The abnormally high NDVI values obtained on February 16, 1999, became the official NDVI 10-day composite values, partially due to a failure of strictly following the ‘updating rule’ for NDVI composite. Updating of the composites was to be performed cell by cell. The difference of Channel 2 and Channel 1 values for the new data was computed, and compared to the basic composite array. If the new difference was greater, then the NDVI value for the new data point was computed and replaced the previous NDVI [10]. In the case of the second 10-day composite in February 1999, probably not (R₂ − R₁), where R₁ is Channel 1 reflectance and R₂ is Channel 2 reflectance, was compared but the NDVI itself, (R₂ − R₁)/(R₁ + R₂), was compared to select greater NDVI for a cell and caused such abnormality in the values. The abnormality of the NDVI 10-day composite from February 11 to 20 is more clearly shown in Figure 3 for a small portion of the affected area close to Shark Bay in Western Australia. Figure 3b is the surface greenness plotted according to the NDVI second 10-day composite in February 1999, which shows an abrupt increase of the greenness from the previous 10-day composite, (a), then an abrupt decrease to the following, (c).

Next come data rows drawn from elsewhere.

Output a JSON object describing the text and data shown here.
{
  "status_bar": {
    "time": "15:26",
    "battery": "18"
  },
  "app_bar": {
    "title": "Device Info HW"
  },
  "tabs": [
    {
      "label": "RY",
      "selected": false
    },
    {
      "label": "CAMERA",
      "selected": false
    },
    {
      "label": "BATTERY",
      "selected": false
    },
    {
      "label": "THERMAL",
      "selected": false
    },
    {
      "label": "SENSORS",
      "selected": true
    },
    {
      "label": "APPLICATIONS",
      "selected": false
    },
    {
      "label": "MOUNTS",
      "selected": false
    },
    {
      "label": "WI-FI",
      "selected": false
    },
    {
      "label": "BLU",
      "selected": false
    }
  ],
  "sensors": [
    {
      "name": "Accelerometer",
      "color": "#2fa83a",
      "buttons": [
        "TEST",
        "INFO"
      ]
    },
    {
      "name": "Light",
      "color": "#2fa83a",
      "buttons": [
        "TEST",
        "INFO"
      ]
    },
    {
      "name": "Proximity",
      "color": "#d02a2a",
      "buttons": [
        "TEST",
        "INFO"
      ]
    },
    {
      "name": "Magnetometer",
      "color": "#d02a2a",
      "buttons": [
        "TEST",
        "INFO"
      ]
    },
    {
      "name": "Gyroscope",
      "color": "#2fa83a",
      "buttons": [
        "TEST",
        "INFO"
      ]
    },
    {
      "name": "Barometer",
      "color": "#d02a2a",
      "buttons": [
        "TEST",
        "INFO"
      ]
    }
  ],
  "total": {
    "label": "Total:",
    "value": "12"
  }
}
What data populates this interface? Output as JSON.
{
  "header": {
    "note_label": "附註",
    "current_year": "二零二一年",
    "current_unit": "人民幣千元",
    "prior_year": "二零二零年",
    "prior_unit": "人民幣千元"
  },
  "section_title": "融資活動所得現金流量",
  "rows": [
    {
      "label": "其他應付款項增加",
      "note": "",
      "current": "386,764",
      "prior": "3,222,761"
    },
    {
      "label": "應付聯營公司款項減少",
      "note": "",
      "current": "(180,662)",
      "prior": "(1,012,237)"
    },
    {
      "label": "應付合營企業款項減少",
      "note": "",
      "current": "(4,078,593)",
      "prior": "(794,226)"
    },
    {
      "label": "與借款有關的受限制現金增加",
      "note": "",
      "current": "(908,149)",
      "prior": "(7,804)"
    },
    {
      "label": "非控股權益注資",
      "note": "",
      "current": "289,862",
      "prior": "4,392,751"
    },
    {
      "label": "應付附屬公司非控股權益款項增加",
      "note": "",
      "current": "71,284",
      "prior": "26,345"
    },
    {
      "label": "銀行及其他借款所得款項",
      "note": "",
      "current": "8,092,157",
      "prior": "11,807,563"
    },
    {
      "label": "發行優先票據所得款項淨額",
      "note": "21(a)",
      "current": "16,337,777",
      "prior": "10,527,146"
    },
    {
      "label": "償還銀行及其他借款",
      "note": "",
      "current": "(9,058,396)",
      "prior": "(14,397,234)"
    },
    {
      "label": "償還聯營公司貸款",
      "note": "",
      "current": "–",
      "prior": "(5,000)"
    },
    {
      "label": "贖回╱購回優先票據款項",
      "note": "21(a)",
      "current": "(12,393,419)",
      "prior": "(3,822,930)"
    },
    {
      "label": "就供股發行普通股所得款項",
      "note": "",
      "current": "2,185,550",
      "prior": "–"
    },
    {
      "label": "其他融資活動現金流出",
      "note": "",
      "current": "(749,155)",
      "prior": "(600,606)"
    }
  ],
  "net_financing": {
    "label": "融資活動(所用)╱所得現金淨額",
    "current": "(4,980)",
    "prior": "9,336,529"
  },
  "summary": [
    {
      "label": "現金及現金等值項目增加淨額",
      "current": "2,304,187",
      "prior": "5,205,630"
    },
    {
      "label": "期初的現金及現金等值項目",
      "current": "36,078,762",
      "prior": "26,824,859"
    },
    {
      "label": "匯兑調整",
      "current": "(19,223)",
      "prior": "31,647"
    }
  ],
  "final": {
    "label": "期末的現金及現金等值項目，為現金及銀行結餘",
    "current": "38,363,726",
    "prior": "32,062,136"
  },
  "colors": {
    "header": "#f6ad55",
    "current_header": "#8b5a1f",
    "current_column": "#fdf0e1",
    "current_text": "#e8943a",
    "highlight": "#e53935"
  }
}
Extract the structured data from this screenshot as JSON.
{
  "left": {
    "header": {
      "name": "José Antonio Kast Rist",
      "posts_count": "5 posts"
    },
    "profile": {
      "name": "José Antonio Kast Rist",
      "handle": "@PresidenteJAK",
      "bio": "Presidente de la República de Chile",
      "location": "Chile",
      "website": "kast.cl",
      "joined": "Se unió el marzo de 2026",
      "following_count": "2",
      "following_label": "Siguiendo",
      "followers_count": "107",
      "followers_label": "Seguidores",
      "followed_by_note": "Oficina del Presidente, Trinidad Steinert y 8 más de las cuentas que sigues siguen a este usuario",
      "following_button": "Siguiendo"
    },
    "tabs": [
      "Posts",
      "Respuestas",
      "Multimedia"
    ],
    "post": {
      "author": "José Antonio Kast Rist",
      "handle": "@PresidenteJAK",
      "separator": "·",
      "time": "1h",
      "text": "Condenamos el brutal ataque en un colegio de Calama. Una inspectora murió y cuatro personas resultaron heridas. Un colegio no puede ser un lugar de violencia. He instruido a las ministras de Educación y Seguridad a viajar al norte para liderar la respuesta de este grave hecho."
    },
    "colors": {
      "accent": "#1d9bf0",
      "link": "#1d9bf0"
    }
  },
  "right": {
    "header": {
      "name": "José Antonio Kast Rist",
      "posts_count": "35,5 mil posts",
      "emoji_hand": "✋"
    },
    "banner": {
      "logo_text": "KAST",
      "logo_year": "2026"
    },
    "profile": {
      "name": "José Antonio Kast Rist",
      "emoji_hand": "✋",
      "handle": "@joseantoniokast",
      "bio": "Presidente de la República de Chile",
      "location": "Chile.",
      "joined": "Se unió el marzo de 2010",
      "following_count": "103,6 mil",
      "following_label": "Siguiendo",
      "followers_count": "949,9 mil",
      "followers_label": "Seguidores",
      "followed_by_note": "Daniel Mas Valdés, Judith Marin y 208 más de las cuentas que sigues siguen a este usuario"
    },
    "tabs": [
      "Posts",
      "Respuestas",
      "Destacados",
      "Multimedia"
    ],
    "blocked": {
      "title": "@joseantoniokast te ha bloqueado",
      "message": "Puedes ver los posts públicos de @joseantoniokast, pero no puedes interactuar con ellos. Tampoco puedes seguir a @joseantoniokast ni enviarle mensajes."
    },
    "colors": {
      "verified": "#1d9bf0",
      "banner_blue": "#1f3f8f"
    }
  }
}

Figure 3. Pathfinder NDVI in 8 km × 8 km resolution (approximately 0.8° Lon × 0.723° Lat) for the first, (a), second, (b) and last, (c) 10-day composites of February in 1999. The quadrilateral covers longitude range [113°E, 115°E] and latitude [25°S, 27°S]. The city locations shown in the plot (a) are approximate.

Figure 3. Pathfinder NDVI in 8 km × 8 km resolution (approximately 0.8° Lon × 0.723° Lat) for the first, (a), second, (b) and last, (c) 10-day composites of February in 1999. The quadrilateral covers longitude range [113°E, 115°E] and latitude [25°S, 27°S]. The city locations shown in the plot (a) are approximate.

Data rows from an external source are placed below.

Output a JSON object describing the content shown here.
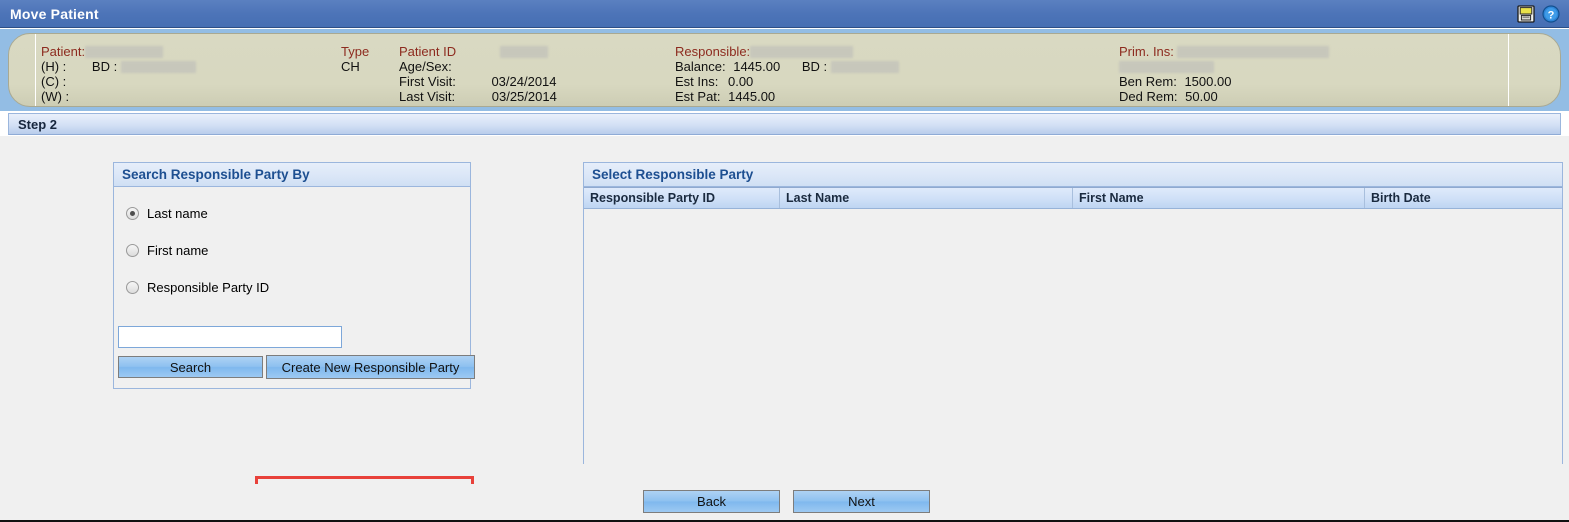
{
  "window": {
    "title": "Move Patient",
    "icons": [
      {
        "name": "save-icon",
        "glyph": "save"
      },
      {
        "name": "help-icon",
        "glyph": "help"
      }
    ]
  },
  "patient_banner": {
    "col1": {
      "patient_label": "Patient:",
      "home_phone_label": "(H) :",
      "bd_label": "BD :",
      "cell_phone_label": "(C) :",
      "work_phone_label": "(W) :"
    },
    "col2": {
      "type_label": "Type",
      "type_value": "CH"
    },
    "col3": {
      "patient_id_label": "Patient ID",
      "age_sex_label": "Age/Sex:",
      "first_visit_label": "First Visit:",
      "first_visit_value": "03/24/2014",
      "last_visit_label": "Last Visit:",
      "last_visit_value": "03/25/2014"
    },
    "col4": {
      "responsible_label": "Responsible:",
      "balance_label": "Balance:",
      "balance_value": "1445.00",
      "bd_label": "BD :",
      "est_ins_label": "Est Ins:",
      "est_ins_value": "0.00",
      "est_pat_label": "Est Pat:",
      "est_pat_value": "1445.00"
    },
    "col5": {
      "prim_ins_label": "Prim. Ins:",
      "ben_rem_label": "Ben Rem:",
      "ben_rem_value": "1500.00",
      "ded_rem_label": "Ded Rem:",
      "ded_rem_value": "50.00"
    }
  },
  "step_bar": {
    "label": "Step 2"
  },
  "search_panel": {
    "title": "Search Responsible Party By",
    "options": [
      {
        "label": "Last name",
        "selected": true
      },
      {
        "label": "First name",
        "selected": false
      },
      {
        "label": "Responsible Party ID",
        "selected": false
      }
    ],
    "input_value": "",
    "input_placeholder": "",
    "search_button": "Search",
    "create_button": "Create New Responsible Party"
  },
  "results_panel": {
    "title": "Select Responsible Party",
    "columns": [
      "Responsible Party ID",
      "Last Name",
      "First Name",
      "Birth Date"
    ],
    "rows": []
  },
  "footer": {
    "back_button": "Back",
    "next_button": "Next"
  },
  "colors": {
    "titlebar": "#4d74b8",
    "banner": "#d8d8c0",
    "panel_border": "#9bb6dd",
    "header_text": "#1d4f91",
    "label_red": "#8d2b1f",
    "button_blue": "#8ec1f0",
    "highlight_red": "#e8413a",
    "body_bg": "#f0f0f0"
  }
}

During the eclipse there were some cells of which reflectance in Channel 1 and Channel 2 were close to normal such as the cells with bolded, italicized text in Table 2. It is not clear why those cells were not affected by the eclipse. However, possible explanations might be that those cells were somewhat far off eclipse’s antumbra at the moment when the sensor was directing to them, and some sun light was allowed, or the pixels were selected from other overpasses that were not under the eclipse condition.

The fact that the PAL NDVI became abnormally high for the 10-day composite from February 11 to 20 in 1999 for Western Australia was due to (1) the solar eclipse occurrence in the satellite path and (2) the NDVI composite updating rule, and (3) possible lack of quality control during the NDVI composite generation. The actual Channel 1 and Channel 2 data values for the composite from February 11 to 20 were not proper data sources for NDVI composite computation for the period. The abnormal data values could have been avoided by simply not using the data obtained during the eclipse in the generation of the composite.

More careful examination of the observed values of the AVHRR channels 1 and 2 during the second 10-day composite period in February 1999 is desired, perhaps with data in a higher spatial and temporal resolution to have a better understanding of eclipse impacts on remotely sensed data. In addition, further investigation on those ground cells not affected by the eclipse is suggested for it can provide valuable insights on how to efficiently screen out irregular data values obtained under an unusual condition such as an eclipse. It will be then possible to explore a range of quality control tests to see which are capable of eliminating the eclipse-affected values to avoid a production of incorrect data.